Women on steroids can open big jars by themselves, thus they no longer need a man in their life. This is wrong by definition.


----------



## lewdylewd (May 18, 2015)

There is a girl at my gym with the most amazing back spread I've ever seen. I find it really unattractive.

Unless girls take steroids it's physically impossible for them to be muscular, well to the extent I think your talking about.

Any girl at her natty limit won't have crossed the line from fit looking to unattractivaly muscular IMO.


----------



## Mogadishu (Aug 29, 2014)

lewdylewd said:


> There is a girl at my gym with the most amazing back spread I've ever seen. I find it really unattractive.
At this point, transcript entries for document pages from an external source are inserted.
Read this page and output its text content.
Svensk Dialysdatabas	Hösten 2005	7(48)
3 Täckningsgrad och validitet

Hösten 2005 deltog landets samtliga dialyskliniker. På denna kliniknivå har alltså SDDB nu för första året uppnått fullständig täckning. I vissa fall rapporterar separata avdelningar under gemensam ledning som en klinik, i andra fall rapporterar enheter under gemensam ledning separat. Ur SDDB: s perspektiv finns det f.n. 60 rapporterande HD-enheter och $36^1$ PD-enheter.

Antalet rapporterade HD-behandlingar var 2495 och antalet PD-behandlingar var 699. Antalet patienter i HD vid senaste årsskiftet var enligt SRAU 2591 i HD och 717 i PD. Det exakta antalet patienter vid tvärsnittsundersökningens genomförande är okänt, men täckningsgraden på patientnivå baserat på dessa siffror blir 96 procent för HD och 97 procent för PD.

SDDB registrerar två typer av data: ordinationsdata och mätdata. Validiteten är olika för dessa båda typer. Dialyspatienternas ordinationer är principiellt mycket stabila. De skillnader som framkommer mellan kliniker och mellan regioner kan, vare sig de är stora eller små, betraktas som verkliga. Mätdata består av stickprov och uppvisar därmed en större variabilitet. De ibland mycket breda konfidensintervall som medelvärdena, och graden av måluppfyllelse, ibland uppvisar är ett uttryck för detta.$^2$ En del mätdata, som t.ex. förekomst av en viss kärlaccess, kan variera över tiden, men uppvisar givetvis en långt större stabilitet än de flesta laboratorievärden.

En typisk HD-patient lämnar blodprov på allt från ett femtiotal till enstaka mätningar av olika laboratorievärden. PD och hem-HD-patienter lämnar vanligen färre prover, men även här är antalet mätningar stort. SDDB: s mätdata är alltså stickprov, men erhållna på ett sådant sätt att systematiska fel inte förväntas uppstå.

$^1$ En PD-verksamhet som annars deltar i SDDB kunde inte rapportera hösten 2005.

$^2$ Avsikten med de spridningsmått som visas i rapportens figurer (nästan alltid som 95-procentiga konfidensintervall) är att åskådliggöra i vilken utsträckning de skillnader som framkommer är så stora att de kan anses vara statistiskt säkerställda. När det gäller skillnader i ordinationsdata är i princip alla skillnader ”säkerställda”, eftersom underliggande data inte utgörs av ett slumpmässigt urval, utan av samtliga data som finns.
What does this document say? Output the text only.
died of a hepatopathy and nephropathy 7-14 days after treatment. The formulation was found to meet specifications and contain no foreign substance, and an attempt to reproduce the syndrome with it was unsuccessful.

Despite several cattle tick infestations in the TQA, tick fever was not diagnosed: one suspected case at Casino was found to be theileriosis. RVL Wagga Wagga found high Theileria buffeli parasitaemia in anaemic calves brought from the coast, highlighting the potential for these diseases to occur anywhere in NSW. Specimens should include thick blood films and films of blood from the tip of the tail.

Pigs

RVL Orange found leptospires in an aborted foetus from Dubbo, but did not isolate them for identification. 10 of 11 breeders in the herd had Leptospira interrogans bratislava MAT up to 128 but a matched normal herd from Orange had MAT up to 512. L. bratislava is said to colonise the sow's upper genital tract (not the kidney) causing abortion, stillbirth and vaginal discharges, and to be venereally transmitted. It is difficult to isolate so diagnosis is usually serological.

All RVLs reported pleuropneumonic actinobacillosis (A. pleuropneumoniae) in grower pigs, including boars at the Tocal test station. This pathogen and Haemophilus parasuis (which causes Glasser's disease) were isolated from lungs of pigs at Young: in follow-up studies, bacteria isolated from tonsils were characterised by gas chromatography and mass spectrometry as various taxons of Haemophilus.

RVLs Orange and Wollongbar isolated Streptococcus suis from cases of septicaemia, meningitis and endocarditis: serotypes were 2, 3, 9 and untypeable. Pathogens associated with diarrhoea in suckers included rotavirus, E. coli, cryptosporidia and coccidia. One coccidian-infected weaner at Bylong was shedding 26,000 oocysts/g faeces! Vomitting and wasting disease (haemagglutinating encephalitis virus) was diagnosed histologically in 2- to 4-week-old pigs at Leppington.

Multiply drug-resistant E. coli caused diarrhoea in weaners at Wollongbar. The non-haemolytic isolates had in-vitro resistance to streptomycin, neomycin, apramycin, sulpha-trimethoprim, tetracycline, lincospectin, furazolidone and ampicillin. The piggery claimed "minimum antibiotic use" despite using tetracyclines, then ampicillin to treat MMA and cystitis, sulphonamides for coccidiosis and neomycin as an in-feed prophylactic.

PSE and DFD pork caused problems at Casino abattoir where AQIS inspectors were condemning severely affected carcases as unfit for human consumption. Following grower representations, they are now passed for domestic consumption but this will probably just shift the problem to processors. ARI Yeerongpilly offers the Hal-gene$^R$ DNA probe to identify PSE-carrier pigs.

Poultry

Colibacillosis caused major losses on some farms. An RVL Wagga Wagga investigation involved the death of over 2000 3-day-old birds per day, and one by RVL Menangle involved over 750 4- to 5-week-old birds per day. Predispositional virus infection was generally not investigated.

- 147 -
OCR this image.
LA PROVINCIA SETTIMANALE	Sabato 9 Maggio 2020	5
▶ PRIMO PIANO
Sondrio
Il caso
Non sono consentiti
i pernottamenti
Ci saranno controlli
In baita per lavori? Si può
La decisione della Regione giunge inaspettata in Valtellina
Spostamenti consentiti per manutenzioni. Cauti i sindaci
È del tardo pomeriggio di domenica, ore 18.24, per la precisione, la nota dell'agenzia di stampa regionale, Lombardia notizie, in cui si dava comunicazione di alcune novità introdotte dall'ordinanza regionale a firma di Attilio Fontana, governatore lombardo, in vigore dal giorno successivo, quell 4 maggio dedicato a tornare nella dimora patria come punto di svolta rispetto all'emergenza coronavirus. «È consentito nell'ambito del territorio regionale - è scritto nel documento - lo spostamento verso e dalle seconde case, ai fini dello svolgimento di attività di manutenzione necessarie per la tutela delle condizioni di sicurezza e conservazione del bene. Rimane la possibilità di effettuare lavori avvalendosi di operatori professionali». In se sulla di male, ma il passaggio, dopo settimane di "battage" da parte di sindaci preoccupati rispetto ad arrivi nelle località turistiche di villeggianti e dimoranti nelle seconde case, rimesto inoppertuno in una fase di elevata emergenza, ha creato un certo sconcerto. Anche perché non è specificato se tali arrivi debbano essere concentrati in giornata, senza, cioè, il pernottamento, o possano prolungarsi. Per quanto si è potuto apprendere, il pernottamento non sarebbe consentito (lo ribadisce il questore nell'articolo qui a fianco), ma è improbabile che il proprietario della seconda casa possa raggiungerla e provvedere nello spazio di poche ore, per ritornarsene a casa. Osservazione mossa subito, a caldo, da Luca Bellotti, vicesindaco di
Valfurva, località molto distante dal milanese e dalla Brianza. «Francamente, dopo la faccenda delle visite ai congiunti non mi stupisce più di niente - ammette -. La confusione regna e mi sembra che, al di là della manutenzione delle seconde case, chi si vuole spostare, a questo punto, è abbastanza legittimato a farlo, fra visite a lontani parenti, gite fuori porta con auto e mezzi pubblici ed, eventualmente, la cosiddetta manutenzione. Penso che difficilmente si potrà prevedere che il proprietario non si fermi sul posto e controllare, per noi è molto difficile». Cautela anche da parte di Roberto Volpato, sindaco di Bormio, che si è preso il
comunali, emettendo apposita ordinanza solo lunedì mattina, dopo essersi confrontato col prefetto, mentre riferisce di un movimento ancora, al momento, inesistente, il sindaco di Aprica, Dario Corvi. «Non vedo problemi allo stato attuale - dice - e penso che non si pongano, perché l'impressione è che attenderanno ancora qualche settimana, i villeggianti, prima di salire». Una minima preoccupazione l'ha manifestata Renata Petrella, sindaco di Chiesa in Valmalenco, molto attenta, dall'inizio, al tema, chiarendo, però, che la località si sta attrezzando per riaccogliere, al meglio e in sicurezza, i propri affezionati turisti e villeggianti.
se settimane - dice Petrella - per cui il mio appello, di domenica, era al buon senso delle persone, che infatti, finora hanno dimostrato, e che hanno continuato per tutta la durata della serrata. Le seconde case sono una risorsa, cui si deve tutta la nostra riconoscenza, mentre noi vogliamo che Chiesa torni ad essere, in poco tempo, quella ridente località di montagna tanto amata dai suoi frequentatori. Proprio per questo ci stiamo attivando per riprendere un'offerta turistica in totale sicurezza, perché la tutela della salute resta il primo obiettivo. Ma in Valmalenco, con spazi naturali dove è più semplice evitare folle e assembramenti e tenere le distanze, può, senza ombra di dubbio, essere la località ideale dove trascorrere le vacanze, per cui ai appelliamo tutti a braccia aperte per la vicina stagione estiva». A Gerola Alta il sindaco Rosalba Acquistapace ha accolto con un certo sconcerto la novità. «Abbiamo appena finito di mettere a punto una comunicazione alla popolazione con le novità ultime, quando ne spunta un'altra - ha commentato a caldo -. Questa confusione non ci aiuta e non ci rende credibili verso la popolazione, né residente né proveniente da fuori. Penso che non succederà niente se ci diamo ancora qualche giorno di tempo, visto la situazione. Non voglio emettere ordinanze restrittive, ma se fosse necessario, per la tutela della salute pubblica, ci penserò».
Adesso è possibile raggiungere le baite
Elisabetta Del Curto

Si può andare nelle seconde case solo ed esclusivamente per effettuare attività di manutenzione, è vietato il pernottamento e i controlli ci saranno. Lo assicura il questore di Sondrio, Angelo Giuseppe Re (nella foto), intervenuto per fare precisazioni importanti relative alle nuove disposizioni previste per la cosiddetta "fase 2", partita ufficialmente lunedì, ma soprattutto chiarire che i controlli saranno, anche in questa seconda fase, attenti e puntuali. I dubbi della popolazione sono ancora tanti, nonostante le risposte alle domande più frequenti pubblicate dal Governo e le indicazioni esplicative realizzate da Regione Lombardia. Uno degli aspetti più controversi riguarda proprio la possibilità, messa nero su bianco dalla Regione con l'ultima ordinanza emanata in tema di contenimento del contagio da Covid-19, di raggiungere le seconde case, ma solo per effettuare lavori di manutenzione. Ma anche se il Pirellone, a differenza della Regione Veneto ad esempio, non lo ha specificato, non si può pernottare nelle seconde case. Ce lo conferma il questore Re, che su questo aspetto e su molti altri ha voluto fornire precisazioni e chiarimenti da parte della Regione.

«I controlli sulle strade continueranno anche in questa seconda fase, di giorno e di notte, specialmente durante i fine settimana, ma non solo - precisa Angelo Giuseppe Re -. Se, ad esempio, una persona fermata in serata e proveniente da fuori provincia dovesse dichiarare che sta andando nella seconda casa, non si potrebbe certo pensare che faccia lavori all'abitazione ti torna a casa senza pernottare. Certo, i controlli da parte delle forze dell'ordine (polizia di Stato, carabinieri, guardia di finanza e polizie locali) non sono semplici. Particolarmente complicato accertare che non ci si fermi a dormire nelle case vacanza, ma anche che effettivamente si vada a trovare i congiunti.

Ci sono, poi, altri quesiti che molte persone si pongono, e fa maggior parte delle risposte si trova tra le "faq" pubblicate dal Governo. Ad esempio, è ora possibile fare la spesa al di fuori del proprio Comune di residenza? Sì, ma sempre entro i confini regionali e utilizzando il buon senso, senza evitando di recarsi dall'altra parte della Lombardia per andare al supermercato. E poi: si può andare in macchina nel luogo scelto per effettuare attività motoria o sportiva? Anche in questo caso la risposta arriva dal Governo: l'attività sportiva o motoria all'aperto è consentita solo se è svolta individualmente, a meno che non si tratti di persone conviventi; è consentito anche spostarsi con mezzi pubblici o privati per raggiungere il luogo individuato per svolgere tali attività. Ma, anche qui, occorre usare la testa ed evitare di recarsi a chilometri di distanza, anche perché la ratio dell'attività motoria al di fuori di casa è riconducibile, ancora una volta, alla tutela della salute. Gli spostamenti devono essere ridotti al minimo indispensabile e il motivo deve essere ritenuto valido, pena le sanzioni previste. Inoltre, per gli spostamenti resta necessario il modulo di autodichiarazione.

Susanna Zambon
 And that's why it will never ever be accepted by the general population, just like potheads, junkies, drunkies, bums etc etc. Humans are extremely afraid of just about anything that goes beyond the "normal". Its pathetic.


----------



## Sofiedoyle (Feb 11, 2016)

Mogadishu said:


> And that's why it will never ever be accepted by the general population, just like potheads, junkies, drunkies, bums etc etc. Humans are extremely afraid of just about anything that goes beyond the "normal". Its pathetic.


 Do you believe that there is an extent to which is accepted by the General population? So only the smaller 'toned' women are accepted whereas the 'bigger' females with more mass are not ?


----------



## Mogadishu (Aug 29, 2014)

Sofiedoyle said:


> Do you believe that there is an extent to which is accepted by the General population? So only the smaller 'toned' women are accepted whereas the 'bigger' females with more mass are not ?


 Most humans are more or less retarded and hypocrites so It doesnt matter you will always remember those who took there own path instead of listening to what everyone else said. But to answer your question, everything beyond normal will always be less interesting for the majority.


----------



## ausmaz (Jul 14, 2014)

Done.


----------



## banzi (Mar 9, 2014)

there are no chicks with dicks , just men with tits......

hang on...wait,,,, wrong subject....

I think..


----------



## Brook877 (May 16, 2012)

Done.

I would of thought the social acceptance would be the similar to the extreme ends of any "look" to be fair


----------



## Jordan08 (Feb 17, 2014)

Till the time woman look like a woman, i don't see why it should be a problem


----------



## Sofiedoyle (Feb 11, 2016)

Mogadishu said:


> Jatin Bhatia said:
> 
> 
> > Till the time woman look like a woman, i don't see why it should be a problem
> ...


----------



## Sofiedoyle (Feb 11, 2016)

Jatin Bhatia said:


> Till the time woman look like a woman, i don't see why it should be a problem


 At what state does a women stop looking like a women?


----------



## banzi (Mar 9, 2014)

Sofiedoyle said:


> At what state does a women stop looking like a women?


----------



## FelonE1 (Dec 23, 2013)

Little girly looking men seem to be accepted


----------



## Jordan08 (Feb 17, 2014)

Sofiedoyle said:


> At what state does a women stop looking like a women?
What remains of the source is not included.